「打倒ターボ車を誓って進化したZ33!」老舗の過給機チューンで380馬力に到達

腰下にまで手を入れたVQ35DE本格チューンド

GTスーパーチャージャーを使い切る!

元々、エンジンノーマルのままHKSのGTスーパーチャージャーキットを装着し、岡山国際サーキットでのスポーツ走行を楽しんでいたという、このZ33前期のオーナー。

しかし、ブーストアップレベルの第二世代GT-Rやシルビアにストレートで置いていかれることが耐えられなくなり、さらなるパワーチューンを決意。そうして誕生したのが、このGTS7040スーパーチャージャーのブーストアップ仕様だった。

GTS7040はZ33前期用キット標準プーリーの95φから90φに小径化した上に、吸気口に設けられたリストリクターを撤去。

最大ブースト圧はキット標準の0.6キロから0.9キロまで高められており、このハイブーストを実現させるために、VQ35DEにはHKSのローコンプピストンとI断面コンロッドを投入して腰下を強化している。

また、ヘッドにはHKSのハイカム(264度 IN10.5mm、EX10.2mm)を投入する他、燃焼室加工によって圧縮比をローコンプピストン投入後の9.0から9.3まで引き上げ、ピークパワー発生後も高回転域までパワーが追従するよう対策。

吸気系は内径を3mm拡大加工したスロットルと、コスワース製サージタンクを採用することで流速を高めている。

燃料系は、サードの265L/hフューエルポンプとHKSの545ccインジェクターで容量アップ。制御はエアフロ制御が可能な負圧領域までをメインECUチューンで、正圧領域はHKSのF-CON SZと圧力センサーが担当する。VTCマップもメインECUとHKSバルコンで最適化済みだ。

ヒートしやすい油温は、運転席側にHKS製、助手席側にオートガレージMオリジナルのオイルクーラー2機がけで対策。なお、水温対策はARCのラジエターとニスモのローテンプサーモスタットで行っている。

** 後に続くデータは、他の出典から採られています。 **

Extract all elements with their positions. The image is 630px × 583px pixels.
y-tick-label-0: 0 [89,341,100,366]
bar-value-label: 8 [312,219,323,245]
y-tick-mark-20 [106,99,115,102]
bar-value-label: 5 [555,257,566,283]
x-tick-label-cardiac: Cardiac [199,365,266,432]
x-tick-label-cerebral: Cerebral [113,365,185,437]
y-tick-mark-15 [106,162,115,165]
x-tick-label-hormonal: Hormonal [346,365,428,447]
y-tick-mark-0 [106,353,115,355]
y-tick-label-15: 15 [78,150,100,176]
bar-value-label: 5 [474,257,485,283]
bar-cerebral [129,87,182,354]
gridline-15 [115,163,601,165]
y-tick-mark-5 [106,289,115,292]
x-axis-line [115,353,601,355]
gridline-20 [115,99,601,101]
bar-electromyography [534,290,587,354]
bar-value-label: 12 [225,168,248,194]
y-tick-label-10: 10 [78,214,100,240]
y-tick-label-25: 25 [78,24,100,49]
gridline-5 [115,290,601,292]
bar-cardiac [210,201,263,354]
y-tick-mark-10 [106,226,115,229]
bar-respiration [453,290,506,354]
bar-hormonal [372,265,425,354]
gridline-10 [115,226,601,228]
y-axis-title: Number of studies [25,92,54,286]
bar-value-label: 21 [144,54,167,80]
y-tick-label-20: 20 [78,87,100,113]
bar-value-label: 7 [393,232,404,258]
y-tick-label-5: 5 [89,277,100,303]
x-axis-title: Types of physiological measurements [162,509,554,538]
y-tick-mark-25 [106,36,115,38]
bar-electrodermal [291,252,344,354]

排気系は、EXマニがサンラインの45φ、HKSメタルキャタライザー、フジツボ60.5φ→76.3φフロントパイプ、5ZIGENプロレーサーの70φマフラーという構成。ちなみに、リヤマフラーに5ZIGENをセレクトしたのは、デフオイルクーラーの装着に伴い片側1本出しが前提になったからだ。

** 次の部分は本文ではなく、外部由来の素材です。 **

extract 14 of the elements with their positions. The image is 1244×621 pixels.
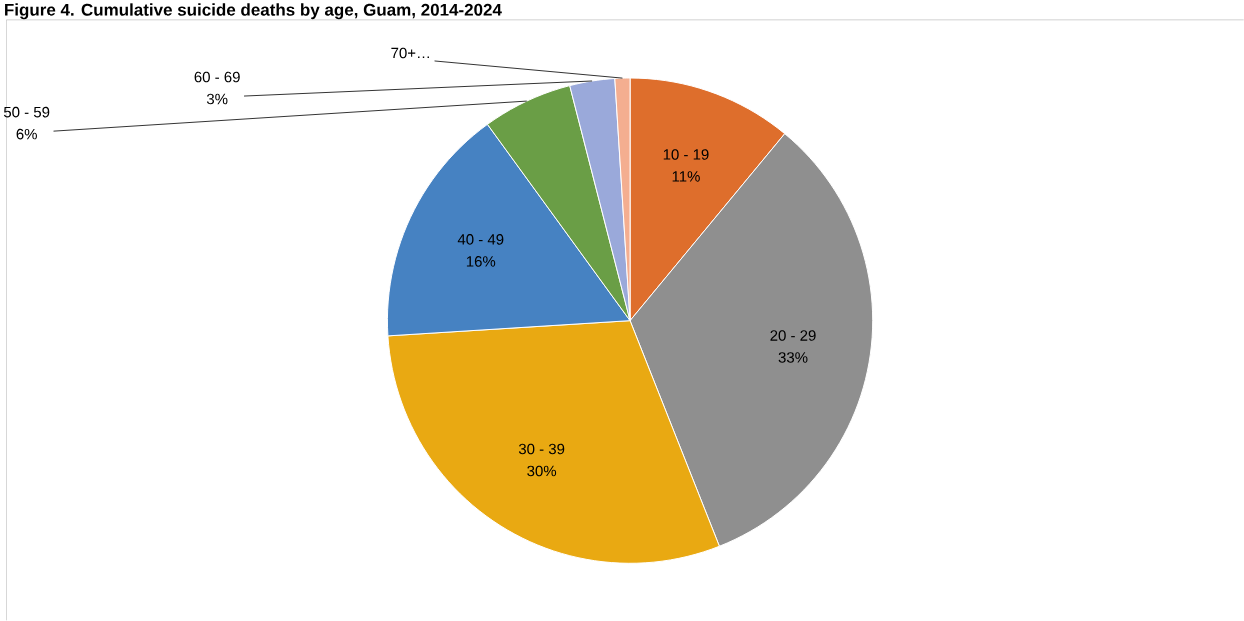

スペックはダイナパック計測(TCファクター:1.00)で、382.9ps/6806rpm、43.1kgm/5058rpm。パワーグラフを見ると、ピークを迎えた後7100rpm辺りまで380psオーバーをキープしていることが分かるが、これがヘッドチューンとVTCセッティングの恩恵だ。

車高調はHKSハイパーマックスでセットアップ。バネレートは前後10kg/mmと現在の仕様に対しては柔らかいため、仕様変更を考えているそうだ。

リヤサスにはサンラインのピロキャンバーアーム、ピロテンションロッドを投入。フロントにもハイトアジャスタータイロットエンドの他、ステージア純正アッパーアームを組んでキャンバー調整が行われている。

駆動系は、ニスモのGT LSDを装備するとともにARCのデフオイルクーラーをセットして、ハイパワーを的確に路面へと伝達する策を講じている。

ブレーキはフロントにエンドレス6ポットキャリパー&355mmローター。リヤはセントラル20の4ポットキャリパーと332mmローターで制動力を強化。ちなみに、軽量化は一切行われていない。

エアロはバージョンニスモを軸に構築。ただし、バージョンニスモのリヤバンパーはデフが丸見えになってしまうことから、オートガレージMのNSX用リヤディフューザーを加工流用している。

さらに、カーボンボンネットはトップシークレット製、サンラインレーシングのカーボンルーフカバー、ボルテックス製GTウイングと、エクステリアチューンも気合十分だ。

エンジンチューンには約220万円の費用を投じたそうだが、チューニング効果は絶大だった。登り700mのバックストレートで、ターボ勢に負けない加速力を獲得。そう、オーナーが求めていた一線級の戦闘力を手に入れたのだ。